A typical example of this dissociative outlook is attributing to the properties of the chemicals in the cone cells the quality to define if a given colour of light is detected or not. There are about 5 million of cone cells (million more or less) per eye. That means that harvesting the photopsins from a human being would yield 10 million molecules. Thus, for a micromol of each photopsin so that we can conduct a spectrophotometric test, which is roughly half a million billion billions of molecules, we would need the eyes of 50 thousand billion human beings. Obviously, this has not been done.

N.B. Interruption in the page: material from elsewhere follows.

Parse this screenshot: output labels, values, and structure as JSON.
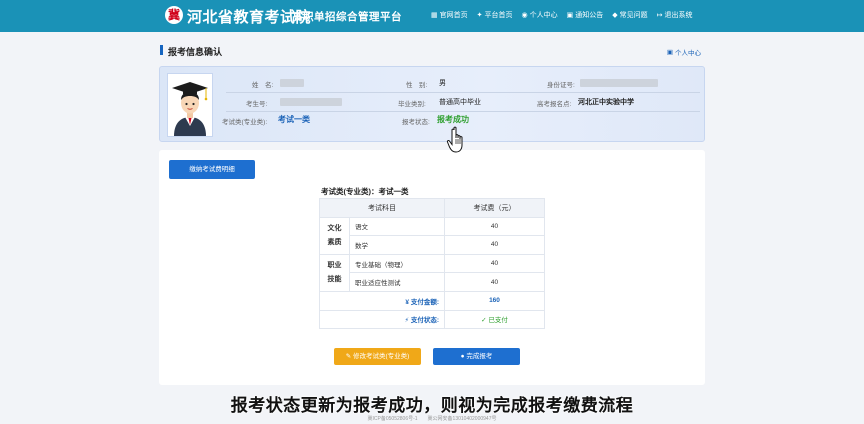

What testing has been done has involved the response of the combination of the human eye, the optic nerve, and the brain of individuals. While certain conditions can be isolated and a particularity of perception related to them (people without a lens in their eye sometimes can see UV), the fact is there is no reason to reject the idea that the brain decides to acknowledge certain values of voltage for certain photopsins, consequence of the wiring of the cone cells to it through the nervous system.

This dissociation is something which I found at the time of publishing my last papers in chemistry journals and my first blogs (as a consequence of being unable to carry on publishing). The underlying subject (unrelated to the present topic) was that a given property called the surface excess of a chemical in solution (its concentration at the surface of the liquid, so to say) was responsible for a number of phenomena: solute-related light absorption of a solution and solubility of solutes in solvents, to name two. Reviewers with a dissociationist perspective (strong in chemistry where it is very common for practitioners to deny that there can ever be an underlying factor to a range of phenomena).

As a consequence, more than in discussing “realist” perceptions (whether colour exists or is a figment of our imagination), I thought this exercise would be useful to illustrate dissociationist perception: the overlooking of factors which should be taken into account when trying to find an explanation for a phenomenon.